I would tend to agree with Sam. As long as you are not going over 140 mg/dl you should be fine. But should you note readings of 140 mg/dl in the morning or before meals, then it is time. And when you do start, remember that the exogenous basal insulin will fill in the deficiency in your own production and act as an offset. If you take a tad too much basal, your body will reduce your own production. So as long as you retain some insulin production, you will actually have some buffer against lows caused by your basal.
Thank you all for your fantastic and incredible feedback. I might hold off a little while longer with the basal and see how I go in the next couple of weeks.
You sure have all taken away some of the concerns I ve been having about "taking the plunge!"
I just love this community :-)
that is amazing – I didnt know that! So why does the same mechanism (body reducing own production) not work with bolus?
thank you, that is great advice! I m just wondering, how do you manage to keep such tight control? When you say you try to stay round 80 all the time – do you actually mean ALL the time, including your postprandial number? I ve tried so many different things (injecting earlier, eating only foods with low glycemic index, eating very low carb, exercising after eating...) but I do not manage to avoid a spike from my food, even though it might mean "only 120".
I ve come to think that thats just how it is with me, that there is just no way my injected insulin can be so fast that I stay level the whole time...So as long as I am back at target 4 hours after eating and my spike wasnt over 130, I accept it...but maybe I m too relaxed there?
It does, but our bodies actually have a two phase insulin response to meals. Normally, our bodies store insulin and when we eat, they release this stored insulin as a phase 1 response. This is a fast and effective surge of insulin and is the reason that a non-diabetic can eat a half dozen donuts and not have a blood sugar rise. Then, if the stored insulin is not enough, our bodies crank up the pancreas to produce insulin, this is the phase 2 response. Unfortunately, the phase 2 response is slow and sluggish.

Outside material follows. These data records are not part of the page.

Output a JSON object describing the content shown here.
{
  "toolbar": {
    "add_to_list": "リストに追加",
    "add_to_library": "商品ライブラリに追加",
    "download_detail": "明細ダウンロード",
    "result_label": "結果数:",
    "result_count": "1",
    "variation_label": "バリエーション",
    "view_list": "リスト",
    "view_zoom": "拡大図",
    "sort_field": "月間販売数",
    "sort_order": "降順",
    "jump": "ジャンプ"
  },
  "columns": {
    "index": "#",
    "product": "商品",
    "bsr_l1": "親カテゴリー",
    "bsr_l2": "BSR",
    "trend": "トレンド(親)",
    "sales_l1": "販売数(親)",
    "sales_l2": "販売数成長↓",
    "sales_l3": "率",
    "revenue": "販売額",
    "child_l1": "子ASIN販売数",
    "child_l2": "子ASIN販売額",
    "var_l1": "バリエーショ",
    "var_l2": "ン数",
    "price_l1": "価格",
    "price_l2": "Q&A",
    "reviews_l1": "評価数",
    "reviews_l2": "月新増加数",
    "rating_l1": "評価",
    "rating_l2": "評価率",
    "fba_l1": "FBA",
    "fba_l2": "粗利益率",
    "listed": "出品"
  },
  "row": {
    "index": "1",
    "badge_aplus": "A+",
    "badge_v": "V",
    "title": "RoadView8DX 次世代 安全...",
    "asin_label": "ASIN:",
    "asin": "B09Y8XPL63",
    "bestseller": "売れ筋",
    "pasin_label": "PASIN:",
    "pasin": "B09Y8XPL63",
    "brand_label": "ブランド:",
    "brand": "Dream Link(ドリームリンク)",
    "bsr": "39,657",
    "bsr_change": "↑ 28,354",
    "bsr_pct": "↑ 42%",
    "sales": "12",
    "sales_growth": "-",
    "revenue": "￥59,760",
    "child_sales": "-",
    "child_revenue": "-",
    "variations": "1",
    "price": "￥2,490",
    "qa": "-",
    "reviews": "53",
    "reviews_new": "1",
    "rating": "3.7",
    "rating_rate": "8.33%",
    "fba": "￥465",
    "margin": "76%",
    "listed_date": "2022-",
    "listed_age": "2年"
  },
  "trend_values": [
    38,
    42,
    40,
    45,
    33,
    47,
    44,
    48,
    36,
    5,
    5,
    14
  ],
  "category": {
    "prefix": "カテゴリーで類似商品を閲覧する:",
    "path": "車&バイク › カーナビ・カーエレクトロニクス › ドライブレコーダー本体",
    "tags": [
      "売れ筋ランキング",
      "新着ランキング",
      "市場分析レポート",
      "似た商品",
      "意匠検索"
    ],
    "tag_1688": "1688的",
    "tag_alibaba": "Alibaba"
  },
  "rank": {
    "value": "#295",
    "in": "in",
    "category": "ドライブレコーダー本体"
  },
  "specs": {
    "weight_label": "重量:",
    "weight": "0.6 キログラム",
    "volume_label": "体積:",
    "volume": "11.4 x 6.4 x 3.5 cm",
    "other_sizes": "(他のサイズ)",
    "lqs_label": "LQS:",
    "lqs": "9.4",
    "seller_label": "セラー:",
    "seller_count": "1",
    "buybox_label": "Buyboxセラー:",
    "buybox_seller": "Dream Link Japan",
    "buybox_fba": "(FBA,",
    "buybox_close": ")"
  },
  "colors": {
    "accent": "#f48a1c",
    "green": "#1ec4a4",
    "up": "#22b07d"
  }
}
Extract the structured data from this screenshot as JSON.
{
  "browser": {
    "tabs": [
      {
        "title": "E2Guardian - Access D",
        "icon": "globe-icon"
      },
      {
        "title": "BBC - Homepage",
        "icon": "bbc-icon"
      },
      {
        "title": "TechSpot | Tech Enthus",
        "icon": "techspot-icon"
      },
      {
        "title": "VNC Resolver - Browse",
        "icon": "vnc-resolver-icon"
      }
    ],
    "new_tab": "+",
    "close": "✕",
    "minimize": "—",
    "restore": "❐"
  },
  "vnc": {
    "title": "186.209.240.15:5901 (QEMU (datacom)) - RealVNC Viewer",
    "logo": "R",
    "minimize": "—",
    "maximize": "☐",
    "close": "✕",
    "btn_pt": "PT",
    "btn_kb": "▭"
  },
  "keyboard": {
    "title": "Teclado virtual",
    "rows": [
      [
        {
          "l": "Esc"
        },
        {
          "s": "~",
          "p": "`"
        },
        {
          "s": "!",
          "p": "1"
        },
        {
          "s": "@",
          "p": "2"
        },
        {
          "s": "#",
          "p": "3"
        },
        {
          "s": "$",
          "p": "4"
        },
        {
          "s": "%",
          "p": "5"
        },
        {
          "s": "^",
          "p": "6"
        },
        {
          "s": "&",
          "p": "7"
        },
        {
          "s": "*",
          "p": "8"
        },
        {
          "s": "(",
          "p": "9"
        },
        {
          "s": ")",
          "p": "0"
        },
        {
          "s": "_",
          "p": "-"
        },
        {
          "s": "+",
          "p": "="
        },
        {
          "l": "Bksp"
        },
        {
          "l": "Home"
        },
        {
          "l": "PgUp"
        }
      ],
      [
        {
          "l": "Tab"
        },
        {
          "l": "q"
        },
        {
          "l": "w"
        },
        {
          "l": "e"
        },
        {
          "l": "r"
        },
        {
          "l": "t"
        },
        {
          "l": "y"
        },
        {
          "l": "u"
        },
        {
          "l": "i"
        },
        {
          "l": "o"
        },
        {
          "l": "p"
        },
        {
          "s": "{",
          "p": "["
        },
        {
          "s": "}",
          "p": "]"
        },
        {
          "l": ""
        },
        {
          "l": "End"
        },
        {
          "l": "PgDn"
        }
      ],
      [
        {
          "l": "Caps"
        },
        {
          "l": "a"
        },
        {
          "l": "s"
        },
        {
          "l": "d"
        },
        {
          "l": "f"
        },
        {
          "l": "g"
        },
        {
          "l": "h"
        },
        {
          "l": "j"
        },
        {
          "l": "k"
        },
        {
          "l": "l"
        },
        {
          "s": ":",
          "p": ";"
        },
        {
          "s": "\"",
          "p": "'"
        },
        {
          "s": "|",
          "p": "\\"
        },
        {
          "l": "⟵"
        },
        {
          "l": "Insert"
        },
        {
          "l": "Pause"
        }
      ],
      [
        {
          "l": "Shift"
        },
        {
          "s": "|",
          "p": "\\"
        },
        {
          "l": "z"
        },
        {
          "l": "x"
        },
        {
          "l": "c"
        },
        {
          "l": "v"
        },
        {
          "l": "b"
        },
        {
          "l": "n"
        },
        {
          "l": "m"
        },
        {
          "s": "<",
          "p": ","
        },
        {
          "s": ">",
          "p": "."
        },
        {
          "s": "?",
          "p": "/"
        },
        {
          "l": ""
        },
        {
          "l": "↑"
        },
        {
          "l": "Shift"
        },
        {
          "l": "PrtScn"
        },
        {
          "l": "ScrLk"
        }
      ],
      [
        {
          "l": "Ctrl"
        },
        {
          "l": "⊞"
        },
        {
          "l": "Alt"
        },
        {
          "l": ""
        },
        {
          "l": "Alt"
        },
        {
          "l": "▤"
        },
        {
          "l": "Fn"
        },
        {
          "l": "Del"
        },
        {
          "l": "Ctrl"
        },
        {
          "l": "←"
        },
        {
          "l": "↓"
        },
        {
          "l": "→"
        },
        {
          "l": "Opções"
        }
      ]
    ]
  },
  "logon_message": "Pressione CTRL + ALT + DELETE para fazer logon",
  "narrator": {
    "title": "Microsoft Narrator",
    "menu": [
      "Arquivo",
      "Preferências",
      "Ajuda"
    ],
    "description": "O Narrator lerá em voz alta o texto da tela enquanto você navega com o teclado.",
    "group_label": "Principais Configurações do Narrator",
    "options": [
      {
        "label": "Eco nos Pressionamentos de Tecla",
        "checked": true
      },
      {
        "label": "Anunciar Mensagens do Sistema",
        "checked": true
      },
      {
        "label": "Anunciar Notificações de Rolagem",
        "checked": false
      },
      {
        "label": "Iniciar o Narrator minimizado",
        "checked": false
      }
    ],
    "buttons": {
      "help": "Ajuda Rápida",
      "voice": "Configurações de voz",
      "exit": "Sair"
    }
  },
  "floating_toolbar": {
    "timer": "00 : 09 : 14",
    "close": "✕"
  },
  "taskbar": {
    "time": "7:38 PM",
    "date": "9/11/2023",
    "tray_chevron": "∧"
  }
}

By the time your fasting blood sugars start to go, your pancreas can no longer produce enough insulin to maintain a fasting, let alone store up for a phase 1 response. But before then, your body could produce some insulin to offset the meal and this is really helpful. In fact, if you can preserve some insulin response, you can bolus exogenous insulin for most of the meal and leave your natural insulin production to "fine tune" things. But sadly, at this time it is likely you are not seeing much help at meal time.
My type 1 son has been able to long stretches without needing exogenous insulin not by reducing his carb intake but only consuming the “right carbs”. Our endo freaked when I showed her our diet because she said were starving him of needed carbs. I produced a nutritional content chart that showed just how much carbs our veg and nut bases contain. We were right on RDA for his age. These types of carbs seem to cause much less stress on the body’s digestive process and somehow reduce the amount of insulin production required to stay at normal non diabetic readings. I was able to find out so much information from a website that has a dictionary/encyclopedia of all things diabetes. There is also a huge archive of all the latest medical research articles that usually exceed today’s current knowledge base of our endos that quit learning after med school graduation.